Don't Bogart that brain, pass it around
Carmel then added that "like so many victories, it is imperfect." Both remarks were met with silence, but he did receive polite applause at the end of his talk. The loudest reaction from the audience was when Carmel, a pediatric neurosurgeon, elicited a few laughs while mentioning his wife, Dr. Jacqueline Bello, a neuroradiologist.
"She tells me it's her job to tell neurosurgeons where to go," Carmel said near the opening of his speech.
Carmel's appearance was preceded by a presentation from Dr. Gregory Sorensen, CEO of Siemens Healthcare North America. In discussing how technological advances are producing amazing pictures of the inside of the human body, Sorensen described how "3-D printouts" of the brain can be produced and he held up a two-piece plastic model of his own brain before giving it to the audience to pass around and marvel at. He said the brain is "a particularly relevant organ" for this technology because there is still so much about it that remains a mystery.
And although all this whiz-bang gadgetry is pretty neat, Sorensen noted that medical imaging is coming under increased scrutiny and pressure to show its value.

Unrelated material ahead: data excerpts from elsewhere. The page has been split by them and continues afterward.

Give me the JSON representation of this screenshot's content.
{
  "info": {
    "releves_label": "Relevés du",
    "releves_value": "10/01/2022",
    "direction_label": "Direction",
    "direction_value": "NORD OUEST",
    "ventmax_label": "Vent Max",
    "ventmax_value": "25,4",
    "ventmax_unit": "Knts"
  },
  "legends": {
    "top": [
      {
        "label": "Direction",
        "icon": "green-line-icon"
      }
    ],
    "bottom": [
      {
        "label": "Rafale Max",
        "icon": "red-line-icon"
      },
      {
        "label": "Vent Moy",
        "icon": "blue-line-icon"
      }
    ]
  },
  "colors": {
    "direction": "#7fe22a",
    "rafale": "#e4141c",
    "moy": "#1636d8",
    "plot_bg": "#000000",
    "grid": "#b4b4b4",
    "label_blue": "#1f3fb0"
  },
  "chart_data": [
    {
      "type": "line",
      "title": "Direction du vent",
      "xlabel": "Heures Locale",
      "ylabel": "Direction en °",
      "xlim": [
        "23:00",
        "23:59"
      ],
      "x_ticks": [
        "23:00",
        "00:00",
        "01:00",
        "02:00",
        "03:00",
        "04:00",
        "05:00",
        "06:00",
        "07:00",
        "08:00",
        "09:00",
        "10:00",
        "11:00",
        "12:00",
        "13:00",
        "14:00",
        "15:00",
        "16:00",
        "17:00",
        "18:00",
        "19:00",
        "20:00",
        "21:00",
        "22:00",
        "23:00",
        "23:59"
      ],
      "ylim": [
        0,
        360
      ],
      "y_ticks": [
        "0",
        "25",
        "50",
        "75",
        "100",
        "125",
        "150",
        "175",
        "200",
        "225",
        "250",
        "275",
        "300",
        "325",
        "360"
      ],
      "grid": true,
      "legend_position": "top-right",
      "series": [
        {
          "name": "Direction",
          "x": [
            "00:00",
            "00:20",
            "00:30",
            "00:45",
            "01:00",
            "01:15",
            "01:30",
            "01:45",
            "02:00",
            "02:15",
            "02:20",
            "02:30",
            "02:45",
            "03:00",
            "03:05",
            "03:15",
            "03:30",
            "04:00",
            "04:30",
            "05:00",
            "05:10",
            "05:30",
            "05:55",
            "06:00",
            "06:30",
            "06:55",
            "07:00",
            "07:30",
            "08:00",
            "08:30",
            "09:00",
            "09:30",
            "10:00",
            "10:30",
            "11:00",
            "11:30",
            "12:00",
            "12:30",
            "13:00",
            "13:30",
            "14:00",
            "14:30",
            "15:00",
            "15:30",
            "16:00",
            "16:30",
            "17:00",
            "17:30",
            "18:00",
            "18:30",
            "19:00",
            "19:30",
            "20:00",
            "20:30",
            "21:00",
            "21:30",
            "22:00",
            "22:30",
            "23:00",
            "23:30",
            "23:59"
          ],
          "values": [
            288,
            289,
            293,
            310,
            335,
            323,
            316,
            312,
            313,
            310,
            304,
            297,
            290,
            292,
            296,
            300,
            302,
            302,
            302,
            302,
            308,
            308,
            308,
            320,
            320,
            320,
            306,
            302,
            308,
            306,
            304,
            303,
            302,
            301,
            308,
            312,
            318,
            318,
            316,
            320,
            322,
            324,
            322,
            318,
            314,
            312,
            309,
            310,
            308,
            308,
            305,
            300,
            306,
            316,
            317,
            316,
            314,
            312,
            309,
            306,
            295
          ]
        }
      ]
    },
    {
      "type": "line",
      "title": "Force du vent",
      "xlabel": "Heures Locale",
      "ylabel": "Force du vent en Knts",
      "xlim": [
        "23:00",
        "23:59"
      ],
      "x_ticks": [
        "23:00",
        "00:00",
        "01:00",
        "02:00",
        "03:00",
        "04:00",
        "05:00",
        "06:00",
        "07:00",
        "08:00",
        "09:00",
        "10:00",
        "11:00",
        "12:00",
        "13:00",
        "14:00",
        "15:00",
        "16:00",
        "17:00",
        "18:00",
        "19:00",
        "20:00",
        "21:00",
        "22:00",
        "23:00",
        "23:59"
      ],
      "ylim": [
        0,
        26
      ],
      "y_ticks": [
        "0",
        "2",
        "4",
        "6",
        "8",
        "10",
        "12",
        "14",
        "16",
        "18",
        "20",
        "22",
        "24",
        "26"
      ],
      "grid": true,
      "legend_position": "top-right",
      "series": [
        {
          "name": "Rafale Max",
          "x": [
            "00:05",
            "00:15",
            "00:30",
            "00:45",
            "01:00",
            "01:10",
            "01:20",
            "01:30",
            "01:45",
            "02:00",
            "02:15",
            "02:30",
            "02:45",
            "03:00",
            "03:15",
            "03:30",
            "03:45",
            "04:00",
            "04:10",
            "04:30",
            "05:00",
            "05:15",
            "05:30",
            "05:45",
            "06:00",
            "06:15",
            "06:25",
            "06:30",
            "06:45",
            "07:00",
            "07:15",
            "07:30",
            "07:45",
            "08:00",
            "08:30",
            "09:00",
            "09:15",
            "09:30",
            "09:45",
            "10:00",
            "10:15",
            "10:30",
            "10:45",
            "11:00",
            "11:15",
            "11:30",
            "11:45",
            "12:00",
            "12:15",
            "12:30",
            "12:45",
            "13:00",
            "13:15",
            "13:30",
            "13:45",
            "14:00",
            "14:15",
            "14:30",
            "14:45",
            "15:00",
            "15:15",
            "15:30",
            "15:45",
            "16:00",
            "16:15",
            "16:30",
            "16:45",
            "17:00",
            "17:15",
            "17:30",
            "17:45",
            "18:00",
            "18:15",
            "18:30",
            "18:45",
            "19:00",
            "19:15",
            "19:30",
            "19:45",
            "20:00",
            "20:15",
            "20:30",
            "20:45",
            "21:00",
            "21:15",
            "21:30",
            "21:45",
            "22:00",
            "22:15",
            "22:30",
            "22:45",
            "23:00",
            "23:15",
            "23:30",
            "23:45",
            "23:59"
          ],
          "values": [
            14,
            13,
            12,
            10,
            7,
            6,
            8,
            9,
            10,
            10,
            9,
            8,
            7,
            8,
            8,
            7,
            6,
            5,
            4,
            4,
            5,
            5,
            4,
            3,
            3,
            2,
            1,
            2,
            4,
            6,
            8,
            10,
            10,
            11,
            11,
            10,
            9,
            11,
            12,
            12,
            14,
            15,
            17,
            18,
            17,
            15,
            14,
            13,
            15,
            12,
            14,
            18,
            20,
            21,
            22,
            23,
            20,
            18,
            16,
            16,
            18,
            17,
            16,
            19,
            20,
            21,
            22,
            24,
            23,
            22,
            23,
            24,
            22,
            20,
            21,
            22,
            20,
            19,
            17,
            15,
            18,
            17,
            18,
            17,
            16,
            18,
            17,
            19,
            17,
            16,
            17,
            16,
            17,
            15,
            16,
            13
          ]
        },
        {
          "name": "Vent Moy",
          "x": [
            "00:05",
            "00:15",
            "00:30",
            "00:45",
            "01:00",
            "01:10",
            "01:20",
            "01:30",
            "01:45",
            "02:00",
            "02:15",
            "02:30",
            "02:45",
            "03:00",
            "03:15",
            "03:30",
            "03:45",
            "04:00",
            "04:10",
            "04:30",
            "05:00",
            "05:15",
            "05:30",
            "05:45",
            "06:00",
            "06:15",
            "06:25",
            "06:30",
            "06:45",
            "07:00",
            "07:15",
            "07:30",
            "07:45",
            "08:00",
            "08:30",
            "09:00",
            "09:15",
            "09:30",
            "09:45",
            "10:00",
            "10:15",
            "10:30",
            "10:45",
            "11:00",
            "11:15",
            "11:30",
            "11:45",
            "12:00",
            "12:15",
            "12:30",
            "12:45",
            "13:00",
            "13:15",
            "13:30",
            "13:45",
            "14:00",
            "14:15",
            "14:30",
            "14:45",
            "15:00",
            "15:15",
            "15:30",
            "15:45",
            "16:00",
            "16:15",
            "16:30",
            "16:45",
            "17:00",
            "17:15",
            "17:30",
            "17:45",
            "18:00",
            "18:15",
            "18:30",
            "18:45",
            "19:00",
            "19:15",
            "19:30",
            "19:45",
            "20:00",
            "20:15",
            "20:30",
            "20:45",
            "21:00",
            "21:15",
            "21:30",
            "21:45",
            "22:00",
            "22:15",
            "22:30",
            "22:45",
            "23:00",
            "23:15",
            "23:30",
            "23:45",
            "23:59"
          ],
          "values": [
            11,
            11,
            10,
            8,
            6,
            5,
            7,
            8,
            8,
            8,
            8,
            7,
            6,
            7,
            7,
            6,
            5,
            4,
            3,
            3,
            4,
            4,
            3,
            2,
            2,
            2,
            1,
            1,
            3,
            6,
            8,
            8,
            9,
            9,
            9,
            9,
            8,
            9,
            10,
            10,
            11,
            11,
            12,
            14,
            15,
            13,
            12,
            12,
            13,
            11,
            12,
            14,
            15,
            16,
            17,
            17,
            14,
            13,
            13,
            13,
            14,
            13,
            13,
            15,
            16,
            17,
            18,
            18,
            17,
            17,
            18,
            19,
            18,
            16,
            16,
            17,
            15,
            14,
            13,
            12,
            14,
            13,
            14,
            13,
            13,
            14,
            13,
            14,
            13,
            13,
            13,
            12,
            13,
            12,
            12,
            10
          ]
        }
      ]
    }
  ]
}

He then asked a question that's probably asked by many visitors to the RSNA conference as they wander among the gigantic displays of expensive machinery: "Can we really make advances in human health with this?"
Before being ridden out of the McCormick Place convention center on a rail by an angry mob, Sorensen then explained how, along with other life-extending functions, medical imaging can play a major part in improving healthcare quality and patient safety by reducing diagnostic errors.
With that Sorensen ended his speech, and then he made an unusual audience request that I've never heard a speaker make before: "Can I get my brain back?"